# Limits Problem

1. Feb 10, 2009

### temaire

1. The problem statement, all variables and given/known data
$$lim_{x\rightarrow\infty}(\frac{3}{5})^{x}$$

2. The attempt at a solution
I know the answer is 0 by using the calculator, but how do I solve this algebraically?

2. Feb 10, 2009

### Dick

Take the log. It's x*log(3/5). As x->infinity what does that approach?

3. Feb 10, 2009

### temaire

I don't see how your method works. If you just add the log, you change the function.

I also have one more.

$$lim_{x\rightarrow\infty}\frac{\sqrt{3x^{2}+x}-\sqrt{x^{2}+2x}}{x}$$

The answer is $$\sqrt{3}-1$$ but I get $$\frac{\sqrt{3}-1}{0}$$

Last edited: Feb 11, 2009
4. Feb 11, 2009

### praharmitra

how do u get a zero???? the limit is towards infinity. Try dividing num and denominator with x. Then apply the limits....

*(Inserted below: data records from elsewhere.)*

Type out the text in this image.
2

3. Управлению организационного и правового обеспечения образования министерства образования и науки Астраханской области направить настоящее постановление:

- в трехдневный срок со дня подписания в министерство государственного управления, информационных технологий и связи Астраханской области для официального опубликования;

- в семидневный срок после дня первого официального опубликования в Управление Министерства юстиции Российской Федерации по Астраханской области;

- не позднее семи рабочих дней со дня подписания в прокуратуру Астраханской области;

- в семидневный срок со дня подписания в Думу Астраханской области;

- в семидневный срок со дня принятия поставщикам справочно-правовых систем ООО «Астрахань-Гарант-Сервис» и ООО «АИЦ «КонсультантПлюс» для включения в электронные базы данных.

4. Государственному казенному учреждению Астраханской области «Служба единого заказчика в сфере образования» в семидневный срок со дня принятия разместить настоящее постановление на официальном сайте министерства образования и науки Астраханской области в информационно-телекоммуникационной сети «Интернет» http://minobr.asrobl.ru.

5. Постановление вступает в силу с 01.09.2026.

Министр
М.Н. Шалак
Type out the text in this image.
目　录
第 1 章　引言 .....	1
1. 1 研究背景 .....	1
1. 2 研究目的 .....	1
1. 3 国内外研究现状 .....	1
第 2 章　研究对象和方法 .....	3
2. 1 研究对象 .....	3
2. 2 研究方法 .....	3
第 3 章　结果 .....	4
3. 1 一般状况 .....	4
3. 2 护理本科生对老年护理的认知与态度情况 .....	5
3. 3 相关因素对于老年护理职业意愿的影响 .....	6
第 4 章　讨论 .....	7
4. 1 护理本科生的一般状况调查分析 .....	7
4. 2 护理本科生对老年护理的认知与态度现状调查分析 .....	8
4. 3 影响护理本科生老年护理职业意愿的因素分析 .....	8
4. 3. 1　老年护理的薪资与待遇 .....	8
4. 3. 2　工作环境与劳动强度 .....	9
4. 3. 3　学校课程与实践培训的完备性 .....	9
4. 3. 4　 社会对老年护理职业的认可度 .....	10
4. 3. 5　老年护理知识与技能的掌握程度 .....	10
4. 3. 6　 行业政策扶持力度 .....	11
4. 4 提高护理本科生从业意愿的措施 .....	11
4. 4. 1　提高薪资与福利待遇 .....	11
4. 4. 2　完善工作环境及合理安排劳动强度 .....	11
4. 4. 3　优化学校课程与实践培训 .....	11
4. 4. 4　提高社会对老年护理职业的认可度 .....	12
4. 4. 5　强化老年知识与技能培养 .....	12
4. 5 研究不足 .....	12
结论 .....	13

for the first question.... the algebraic way...???? for any number a < 1 limit (x->inf) a^x = 0 always. and 3/5 < 1.

5. Feb 11, 2009

### temaire

If I divide the numerator and denominator by x, wouldn't I end where I started?

But Dick said that you can use logarithms. Can someone show me how to solve my first question using logs? Dick's method was a little confusing to me.

6. Feb 11, 2009

### HallsofIvy

Staff Emeritus
The definition of "continuous function" is that lim f(x)= f(lim x). Logarithm is a continuous function so $lim log((3/5)^x)= log(lim (3/5)^x)$. The lefthand side is x log(3/5). Since 3/5< 1, log(3/5) is negative and x goes to infinity, x log(3/5) goes to negative infinity. In order that log(A)= negative infinity, A must equal 0. $log(lim (3/5)^x))$= negative infinity so $lim (3/5)^x= 0$

Myself, I would consider it simpler, and perfectly valid to note that since 3/5< 1, $3/5)^2< 3/5$, $(3/5)^3< (3/5)^2$ etc. so the limit is 0, as praharmitra said.

7. Feb 11, 2009

### Staff: Mentor

No, not at all. Another way to say this is to factor x from the numerator and denominator. Since lim x/x = 1, as x --> infinity, what you're left with has the same limit.

Getting a factor of x out of the numerator entails taking a factor of x^2 out of each term in each radical, and this factor of x^2 comes out of the radical as a factor of x.